Consequently, the most useful single feature is the disc/field correlation and the potential mismatch between visual function (visual acuity and color vision), visual field, and optic nerve appearance. Our case illustrates the need for clinicians to be vigilant in case of (presumed) NTG. A full neuro-ophthalmologic assessment of the optic nerve, including acuity, pupils, color vision, visual field, and fundoscopy, is surely within the skills of a competent ophthalmologist and could reduce the diagnostic delay.

The aforementioned tests should be mandatory before a diagnosis of NTG is made. In our opinion, features such as field loss respecting the vertical meridian, optic disc pallor, reduced color vision, right relative afferent pupillary defect, and, particularly, disc/field mismatch should alert the clinician to the possibility of a compressive lesion. OCT (RNFL and GCC) may help the clinician and may be abnormal even when visual filed is still intact. Our case shows how even a monocular temporal visual field defect (JST) respecting the vertical meridian may be misunderstood as NTG if the optic disc appears cupped but not pallid in a patient with a preserved visual acuity.

Statement of Ethics

This research was conducted ethically in accordance with the Declaration of Helsinki. This retrospective review of patient data did not require ethical approval in accordance with local/national guidelines. Written informed consent was obtained from the patient for publication of this case report and any accompanying images.

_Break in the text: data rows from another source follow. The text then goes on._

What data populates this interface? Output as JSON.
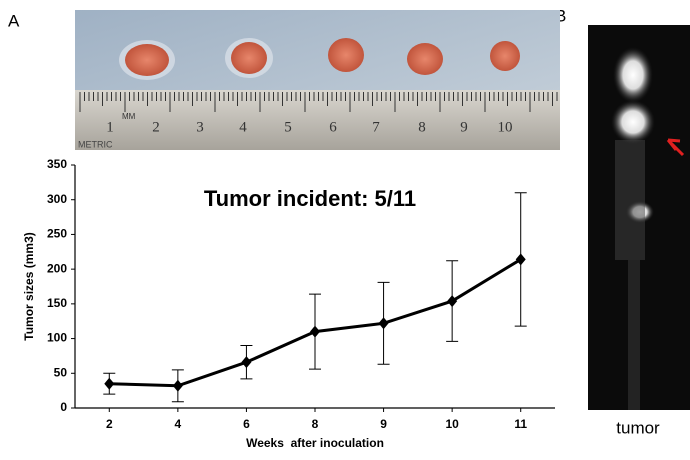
{
  "panel_labels": {
    "a": "A",
    "b": "B"
  },
  "photo_a": {
    "ruler_numbers": [
      "1",
      "2",
      "3",
      "4",
      "5",
      "6",
      "7",
      "8",
      "9",
      "10"
    ],
    "ruler_unit": "MM",
    "ruler_brand": "METRIC"
  },
  "photo_b": {
    "caption": "tumor"
  },
  "chart_data": {
    "type": "line",
    "annotation": "Tumor incident: 5/11",
    "x_label": "Weeks  after inoculation",
    "y_label": "Tumor sizes (mm3)",
    "categories": [
      "2",
      "4",
      "6",
      "8",
      "9",
      "10",
      "11"
    ],
    "series": [
      {
        "color": "#000000",
        "values": [
          35,
          32,
          66,
          110,
          122,
          154,
          214
        ],
        "errors": [
          15,
          23,
          24,
          54,
          59,
          58,
          96
        ]
      }
    ],
    "ylim": [
      0,
      350
    ],
    "yticks": [
      0,
      50,
      100,
      150,
      200,
      250,
      300,
      350
    ]
  }
}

Conflict of Interest Statement

The authors have no conflicts of interest to declare.

Funding Sources

No specific funding was received for the present study.

Author Contributions

Francesco Pellegrini: supervision and final editing. Alessandra Cuna: image collection. Daniele Cirone: English editing. Cristina Ciabattoni: case description. Ettore Caruso: MEDLINE search. Antonio Zappacosta and Emanuela Interlandi: discussion.

Data Availability Statement

All data generated or analyzed during this study are included in this article. Further enquiries can be directed to the corresponding author.